The biggest non-event on sports TV
TEXT OF INTERVIEW
MARK AUSTIN THOMAS: Are you ready for the draft? The NFL draft that is. This weekend football fans and fantasy league aficionados will glue themselves to the TV to watch which team picks which player which hopefully translates into a Super Bowl championship. Steve Bornstein used to be the CEO of ESPN and he called draft day the biggest non-event on sports TV. Now that non-event is the second biggest program for ESPN after Monday Night Football. David Carter is the executive director of the USC Sports Business Institute. Welcome.
DAVID CARTER: Good morning.
THOMAS: There are a lot of people who are following this draft, which over the years has really become an event. When did that happen?
CARTER: Yeah it really has. It's grown organically and really pretty rapidly over the last several years. It has this cult-like following, and I think it brings with it this time of year, a little bit like spring training in baseball, this sense of renewal. People want their pigskin fix and the draft is the first part of that. And here we are in April and people are thinking about what's going to be happening come Labor Day when the NFL gets going.
THOMAS: The NFL's pretty masterful when it comes to marketing itself. How does the league build interest for this?
CARTER: It think they've done a few things. They've realized that this has become an event and not just a one-day exercise and I think they've begun to throw resources — human and financial resources — at this. Leading up to this, the league's own called NFL Network has aired a 50-episode miniseries, if you will, called The Path to the Draft. And they're really able to turn it into a great storyline with numerous plots. It seems to work really well for them, and on draft day they have some of these players sitting in the green room waiting to get picked and many times these players fall and that creates great drama when they're sitting there with their head in their hands . . .
THOMAS: Well yeah it's like the Oscars when all the nominees, when the envelope is read, it's like who's gonna get it and who's not.
CARTER: Well that's right. But I think with the draft you have these players, some of them sitting there for hours stewing in their own juices waiting for that pick to come up. And this year you have Joe Thomas who's expected to be a top 5 pick, a lineman out of the University of Wisconsin, and the NFL Network which again is charged with really promoting the league throughout the year, is going to be mounting a camera on his boat while he's out fishing for the day.

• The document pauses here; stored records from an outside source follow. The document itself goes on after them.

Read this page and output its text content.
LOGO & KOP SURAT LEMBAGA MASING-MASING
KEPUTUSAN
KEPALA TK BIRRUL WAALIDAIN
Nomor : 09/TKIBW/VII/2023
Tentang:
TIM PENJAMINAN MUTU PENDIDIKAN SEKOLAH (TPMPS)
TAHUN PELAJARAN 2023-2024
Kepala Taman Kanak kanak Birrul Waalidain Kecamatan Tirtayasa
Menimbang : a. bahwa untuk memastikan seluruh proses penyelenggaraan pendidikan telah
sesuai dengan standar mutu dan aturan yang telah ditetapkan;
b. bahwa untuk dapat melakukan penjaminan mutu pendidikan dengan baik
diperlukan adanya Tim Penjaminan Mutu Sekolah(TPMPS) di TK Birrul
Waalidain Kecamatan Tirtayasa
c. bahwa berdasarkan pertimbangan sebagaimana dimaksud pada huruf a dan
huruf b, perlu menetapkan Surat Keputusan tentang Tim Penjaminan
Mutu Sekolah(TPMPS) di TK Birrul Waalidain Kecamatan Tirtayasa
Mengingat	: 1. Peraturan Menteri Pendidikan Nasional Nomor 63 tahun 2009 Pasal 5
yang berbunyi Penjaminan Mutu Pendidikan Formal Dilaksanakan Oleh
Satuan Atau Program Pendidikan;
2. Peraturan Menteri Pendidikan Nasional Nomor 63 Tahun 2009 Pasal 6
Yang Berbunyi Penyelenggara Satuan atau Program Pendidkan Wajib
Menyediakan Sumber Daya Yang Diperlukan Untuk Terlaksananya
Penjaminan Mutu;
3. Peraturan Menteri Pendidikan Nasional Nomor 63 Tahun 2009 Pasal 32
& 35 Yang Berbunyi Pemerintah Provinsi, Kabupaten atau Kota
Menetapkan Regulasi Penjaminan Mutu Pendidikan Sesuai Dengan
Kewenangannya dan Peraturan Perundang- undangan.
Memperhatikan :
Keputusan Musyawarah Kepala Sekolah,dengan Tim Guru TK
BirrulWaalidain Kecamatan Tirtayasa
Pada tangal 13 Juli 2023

So they really don't want to leave any stone unturned to make sure that they're getting this information out there to their rabid fans.
THOMAS: Beyond selecting future players, how are the teams and their sponsors involved in the draft day dimension?
CARTER: I think they both realize that there's a huge opportunity at hand and they've begun facilitating draft day parties. I think this year you're going to see teams like the Giants and the Tampa Bay Buccaneers even having 5K runs before the draft and so sponsors realize that the draft and the resources that the teams and the league are putting behind it give them an opportunity, a platform, to market around a three- or four-month period and not just a single day. So they've really marshaled their resources behind the draft as well.
THOMAS: Thanks a lot David.
CARTER: Thank you.
THOMAS: David Carter is the executive director of the USC Sports Business Institute. And in Los Angeles, I'm Mark Austin Thomas. Thanks for joining us. Have a great day.